First, we let u=1+e^(2x). To integrate with respect to u, we divide by the derivative of u, which is 2e^(2x):
int\ e^x/(1+e^(2x))\ dx=1/2int\ e^x/(e^(2x)*u)\ du=1/2int\ e^x/(e^x*e^x*u)\ du=
=1/2int\ 1/(e^x*u)\ du
To integrate with respect to u, we need everything expressed in terms of u, so we need to solve for what e^x is in terms of u:
u=1+e^(2x)
e^(2x)=u-1
2x=ln(u-1)
x=1/2ln(u-1)
x=ln((u-1)^(1/2))=ln(sqrt(u-1))
e^x=e^(ln(sqrt(u-1)))=sqrt(u-1)
Now we can plug this back into the integral:
=1/2int\ 1/(e^x*u)\ du=1/2int\ 1/(sqrt(u-1)*u)\ du
Next we will introduce a substitution with z=sqrt(u-1).
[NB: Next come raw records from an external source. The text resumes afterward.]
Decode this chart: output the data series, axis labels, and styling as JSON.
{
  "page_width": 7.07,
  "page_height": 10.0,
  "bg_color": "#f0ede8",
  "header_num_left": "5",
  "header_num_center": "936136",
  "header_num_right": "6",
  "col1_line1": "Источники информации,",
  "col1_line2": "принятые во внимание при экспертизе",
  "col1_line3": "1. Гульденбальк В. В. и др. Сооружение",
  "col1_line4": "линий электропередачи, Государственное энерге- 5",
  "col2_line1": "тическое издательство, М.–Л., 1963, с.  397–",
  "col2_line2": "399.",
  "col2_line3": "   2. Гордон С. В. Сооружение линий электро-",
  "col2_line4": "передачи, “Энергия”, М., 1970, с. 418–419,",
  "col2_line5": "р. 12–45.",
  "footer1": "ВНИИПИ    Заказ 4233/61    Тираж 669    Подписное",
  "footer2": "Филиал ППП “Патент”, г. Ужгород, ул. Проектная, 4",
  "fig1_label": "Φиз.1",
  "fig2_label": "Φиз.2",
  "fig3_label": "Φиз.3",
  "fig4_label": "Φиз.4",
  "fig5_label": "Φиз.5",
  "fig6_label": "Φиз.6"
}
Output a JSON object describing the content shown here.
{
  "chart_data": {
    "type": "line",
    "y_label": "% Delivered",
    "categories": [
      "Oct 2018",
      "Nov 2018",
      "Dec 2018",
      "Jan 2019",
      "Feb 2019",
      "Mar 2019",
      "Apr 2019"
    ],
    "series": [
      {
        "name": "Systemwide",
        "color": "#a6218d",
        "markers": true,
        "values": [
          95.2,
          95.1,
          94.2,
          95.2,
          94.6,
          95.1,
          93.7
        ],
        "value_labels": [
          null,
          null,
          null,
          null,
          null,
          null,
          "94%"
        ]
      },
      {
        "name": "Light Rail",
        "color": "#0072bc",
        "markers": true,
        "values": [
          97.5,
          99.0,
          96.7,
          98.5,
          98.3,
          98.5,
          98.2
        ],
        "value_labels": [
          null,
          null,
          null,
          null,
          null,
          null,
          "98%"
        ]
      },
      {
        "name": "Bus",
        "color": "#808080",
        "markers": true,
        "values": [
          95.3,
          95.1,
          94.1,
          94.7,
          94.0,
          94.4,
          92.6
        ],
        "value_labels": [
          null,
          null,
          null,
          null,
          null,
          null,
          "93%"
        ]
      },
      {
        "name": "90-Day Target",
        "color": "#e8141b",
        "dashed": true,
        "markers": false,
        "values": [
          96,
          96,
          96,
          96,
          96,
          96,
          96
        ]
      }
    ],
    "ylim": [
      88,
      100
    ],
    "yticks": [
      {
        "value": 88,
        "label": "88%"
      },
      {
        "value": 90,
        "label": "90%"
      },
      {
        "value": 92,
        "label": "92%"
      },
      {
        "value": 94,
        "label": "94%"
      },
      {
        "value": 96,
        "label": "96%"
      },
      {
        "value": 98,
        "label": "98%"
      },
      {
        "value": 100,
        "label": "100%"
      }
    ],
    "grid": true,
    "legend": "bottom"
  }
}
The derivative is:
(dz)/(du)=1/(2sqrt(u-1)
so we divide by it to integrate with respect to z (remember that dividing is the same as multiplying by the reciprocal):
1/2int\ 1/(sqrt(u-1)*u)\ du=1/2int\ 1/(sqrt(u-1)*u)*2sqrt(u-1)\ dz=
=2/2int\ 1/u\ dz
Now, we once again we have the wrong variable, so we need to solve for what u is equal to in terms of z:
z=sqrt(u-1)
u-1=z^2
u=z^2+1
This gives:
int\ 1/u\ dz=int\ 1/(1+z^2)\ dz
This is the common derivative of tan^-1(z), so we get:
int\ 1/(1+z^2)\ dz=tan^-1(z)+C
Undoing all the substitutions, we get:
tan^-1(z)+C=tan^-1(sqrt(u-1))+C=
=tan^-1(sqrt(1+e^(2x)-1))+C=tan^-1((e^(2x))^(1/2))+C=
=tan^-1(e^x)+C